Overview
We have observed an increasing number of sites where Google Bots have generated excess traffic or resources for a site. Generally, this has occurred after a site has been exploited. Even after malicious code has been cleaned up, Google may still have the links indexed and therefore continue to try and crawl these URL’s for months afterwards. If there are more than a few thousand pages (we’ve observed as high as 3 million), this can cause high traffic and resources (especially if it’s a WordPress 404 which isn’t cached).
To remove pages from Google Search and prevent further issues, you can follow the steps below.
Confirming pages are indexed
There are two checks which need to be completed. The first is via the access logs of your website.

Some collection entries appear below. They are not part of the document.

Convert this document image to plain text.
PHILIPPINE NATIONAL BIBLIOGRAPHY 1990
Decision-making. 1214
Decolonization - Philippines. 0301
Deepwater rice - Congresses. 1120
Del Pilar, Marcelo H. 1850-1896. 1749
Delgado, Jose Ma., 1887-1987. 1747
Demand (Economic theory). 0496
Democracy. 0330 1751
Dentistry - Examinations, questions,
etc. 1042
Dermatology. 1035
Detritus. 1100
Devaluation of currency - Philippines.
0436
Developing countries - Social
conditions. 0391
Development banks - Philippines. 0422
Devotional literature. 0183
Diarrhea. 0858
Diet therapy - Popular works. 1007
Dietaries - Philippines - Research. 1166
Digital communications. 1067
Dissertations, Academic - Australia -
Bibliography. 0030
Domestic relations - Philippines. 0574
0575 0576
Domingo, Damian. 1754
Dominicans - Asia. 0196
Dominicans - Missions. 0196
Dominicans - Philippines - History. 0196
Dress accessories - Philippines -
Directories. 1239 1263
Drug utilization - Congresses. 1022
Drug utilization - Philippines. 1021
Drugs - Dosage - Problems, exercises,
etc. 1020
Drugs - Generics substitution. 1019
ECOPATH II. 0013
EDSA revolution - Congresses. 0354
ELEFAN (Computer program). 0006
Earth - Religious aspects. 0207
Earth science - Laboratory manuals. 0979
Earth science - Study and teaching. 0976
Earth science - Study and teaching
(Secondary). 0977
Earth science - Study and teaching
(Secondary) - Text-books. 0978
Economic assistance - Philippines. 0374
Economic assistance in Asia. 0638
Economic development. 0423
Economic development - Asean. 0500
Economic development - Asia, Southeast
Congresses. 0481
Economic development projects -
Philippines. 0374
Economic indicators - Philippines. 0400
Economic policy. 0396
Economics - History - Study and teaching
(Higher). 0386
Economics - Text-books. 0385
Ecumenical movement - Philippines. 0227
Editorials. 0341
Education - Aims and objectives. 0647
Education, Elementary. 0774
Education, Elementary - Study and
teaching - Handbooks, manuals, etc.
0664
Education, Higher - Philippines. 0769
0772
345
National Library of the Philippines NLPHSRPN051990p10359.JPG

- Use our Viewing website access logs via Plesk article to login and read your website logs.
- Review access based on either 404 codes or by bot activity. You can see bots based on the robot icon used for the User Agent:
Secondly, you can complete a Google search for your website URL and any of the URL patterns discovered in the logs. In either the address bar of your Google Chrome browser or within the search field of google.com.au, search for:
site:<yourwebsite.com.au> inurl:<themaliciousurlpattern>
For example, here’s a recent site where this was an issue:
We can see 24,100 results for the site with malicious content which Google still has indexed using an identifiable URL pattern.
Google Search Removal Request
- Login to your Google Search Console.
- Under Index within the left-hand menu, select Removals:
- Click on the New Request button and then enter the URL pattern analysed in the previous step:
- Click Next, then confirm you wish to remove by clicking Submit Request.
- Google will crawl the URL’s again and if they receive a 404, they will be removed from the index.